Rosa Parks, Mother of Freedom
On Dec. 1, 1955, Rosa Parks, a 42-year-old department store worker in Montgomery, Alabama, was tired. She could not wait to get home. As she did almost every day, Parks got on a bus that would take her back to her family. But this was no ordinary day.
At that time, laws in many Southern states said that African American bus riders had to sit in the back of the bus. They also had to give up their seats to a white person when there were no empty seats. Parks would have none of that on this afternoon. She had had enough.
Unfair Treatment
Parks was tired of the unfair treatment African Americans faced. In the South, where segregation, or the separation of blacks and whites, was the law, African Americans were not permitted to use many services used by other Americans. African Americans had to use separate water fountains. They had to go to separate schools. They had to eat in separate restaurants.
So, when a white man asked Parks to give up her seat that December day, she refused. The police arrested her. Parks was later fined $10, plus $4 in court costs.
Mother of the Civil Rights Movement
That is not the end of the story. By refusing to give up her bus seat, Parks become the mother of the Civil Rights movement in the United States. Her actions started a 381-day boycott of Montgomery's bus system. A boycott is a protest in which people refuse to do business with a company or person. The Rev. Martin Luther King, Jr., led the Montgomery Bus Boycott. African Americans living in Montgomery refused to ride the buses for over a year.
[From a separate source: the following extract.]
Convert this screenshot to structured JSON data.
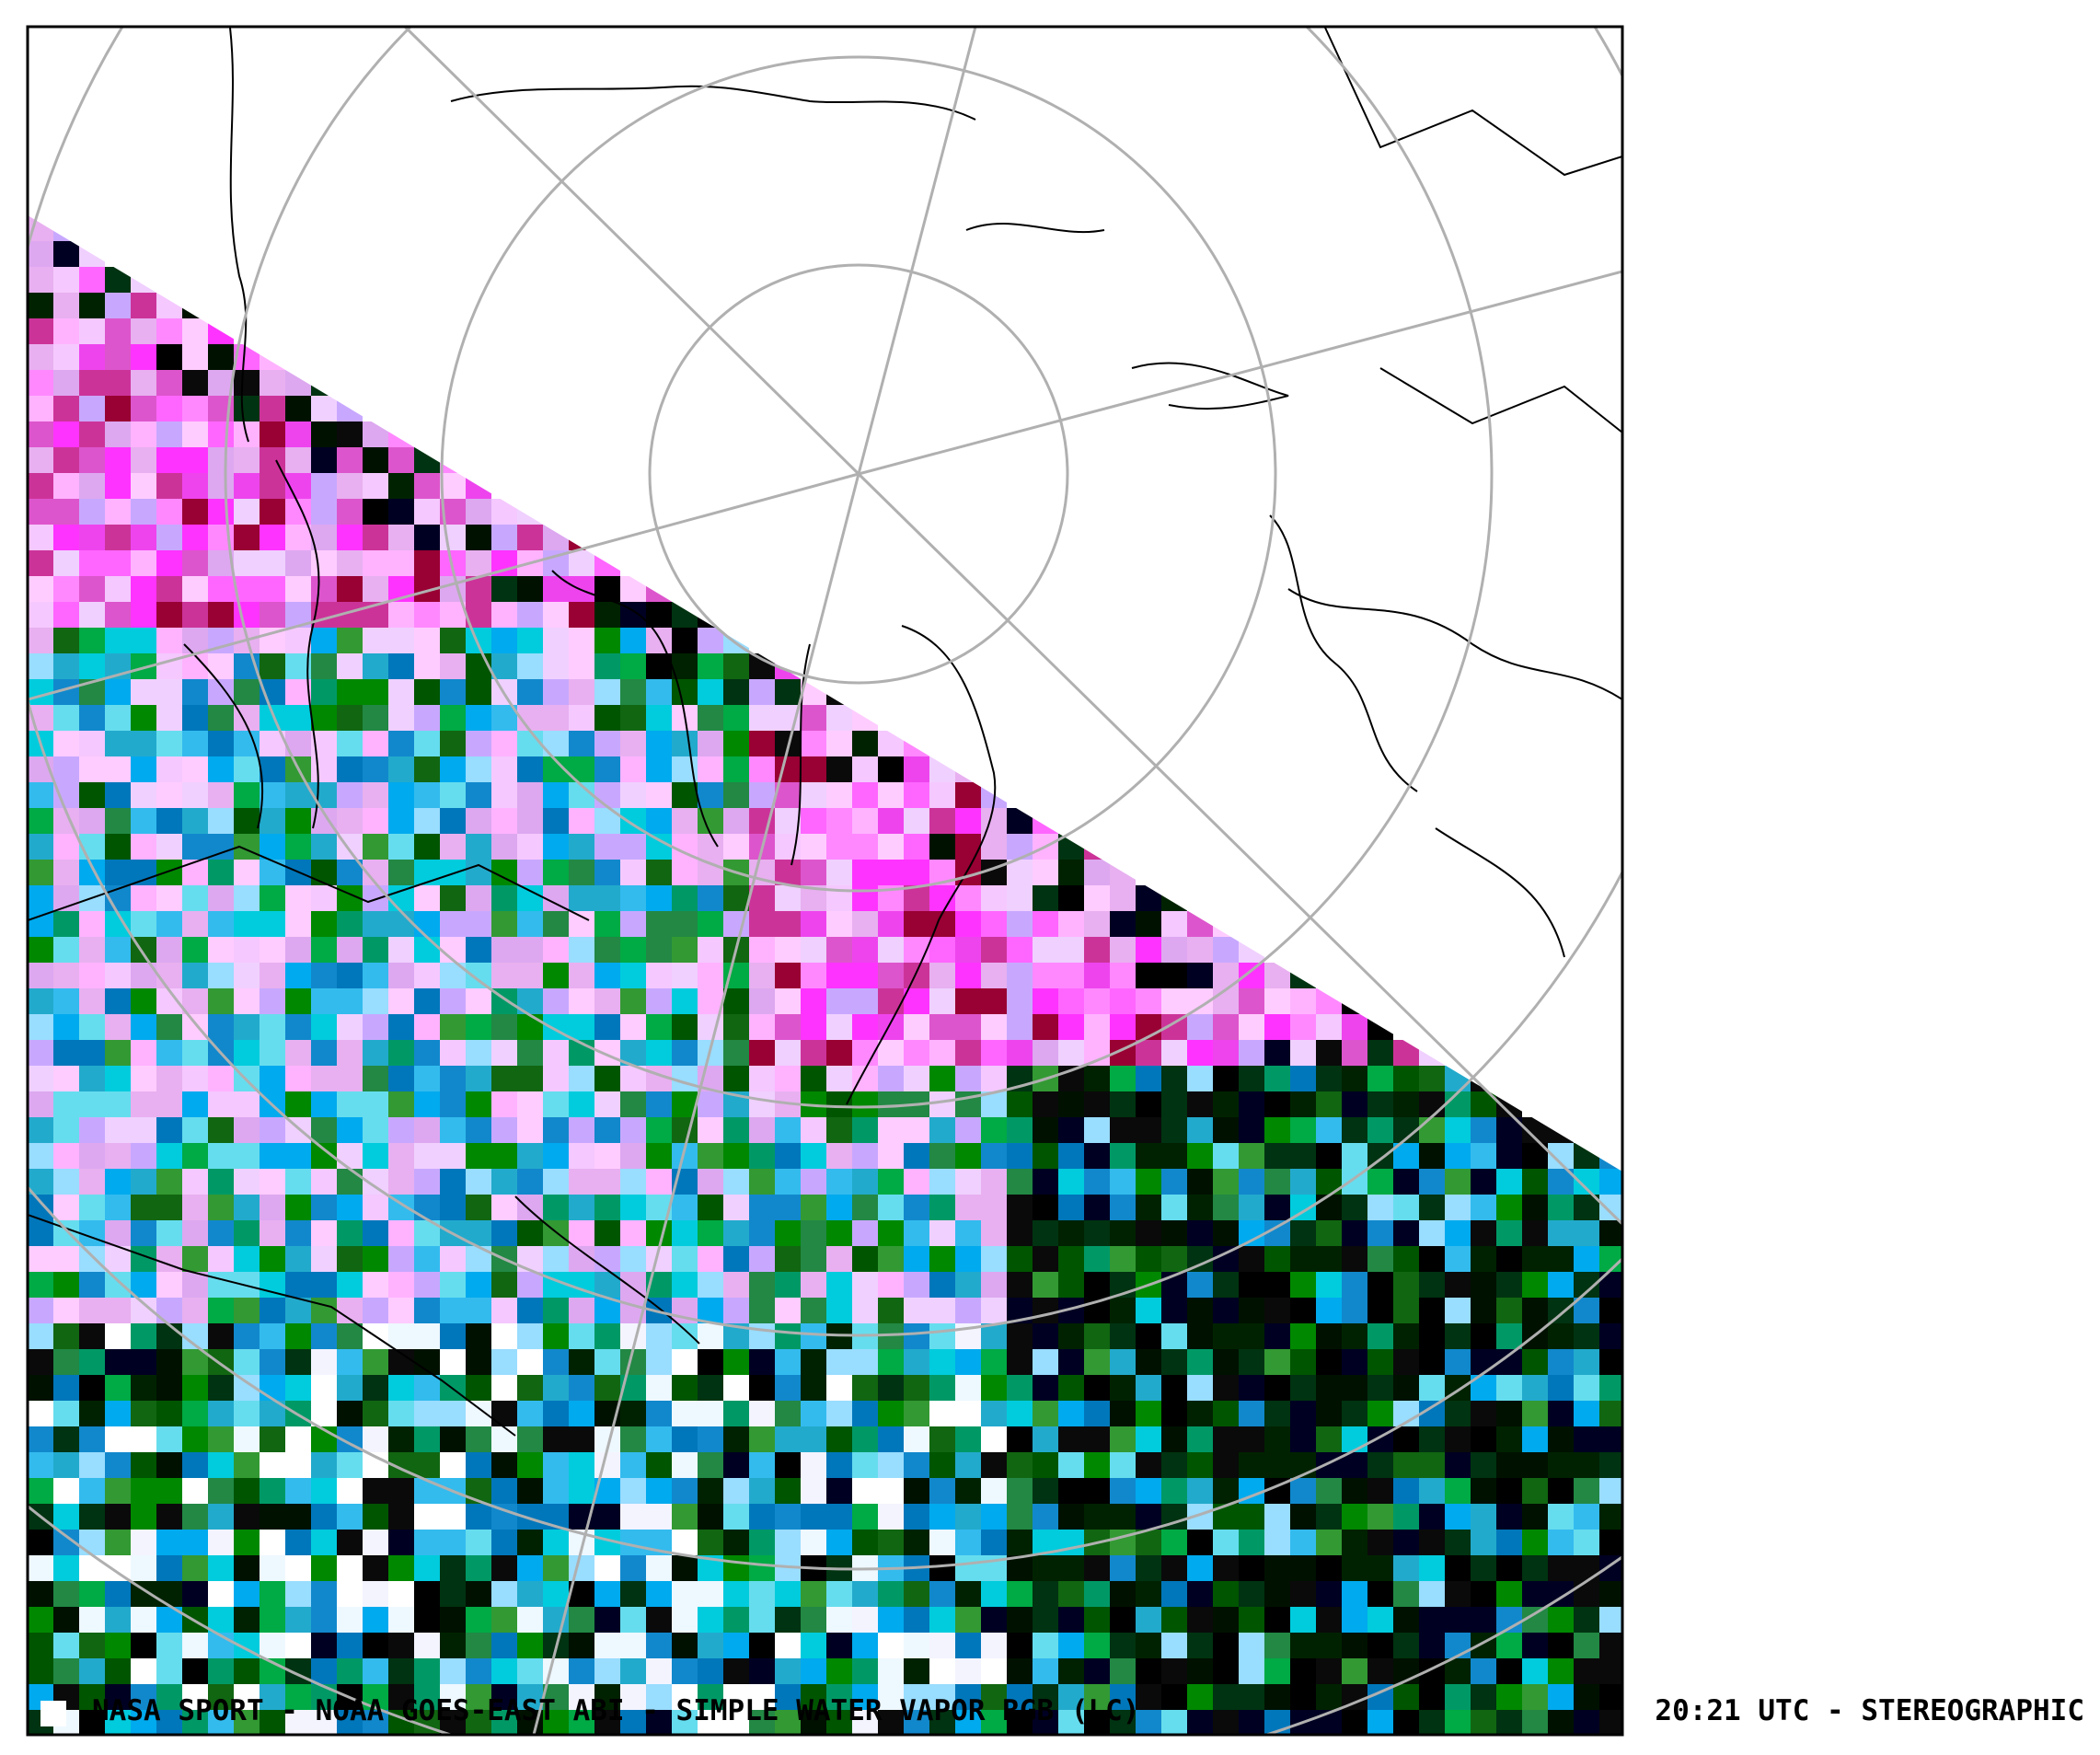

Finally, the U.S. Supreme Court ruled in November 1956 that segregation on buses and in other public transportation went against the United States Constitution. Soon, the court system would overturn laws that separated blacks and whites in public places, such as theaters and businesses.
Honoring a Hero
The bus boycott had been a success, but Parks and her husband lost their jobs. In 1957, they moved to Detroit with Parks' mother, Leona McCauley. Until 1987, Parks worked for Congressman John Conyers, one of Michigan's Representatives to the U.S. Congress. Although Parks passed away in 2005 at the age of 92, her legacy continues. The Senate has decided to honor Parks by erecting a statue of her at the United States Capitol in Washington, D.C. Parks will be the first African American woman to be honored in this way.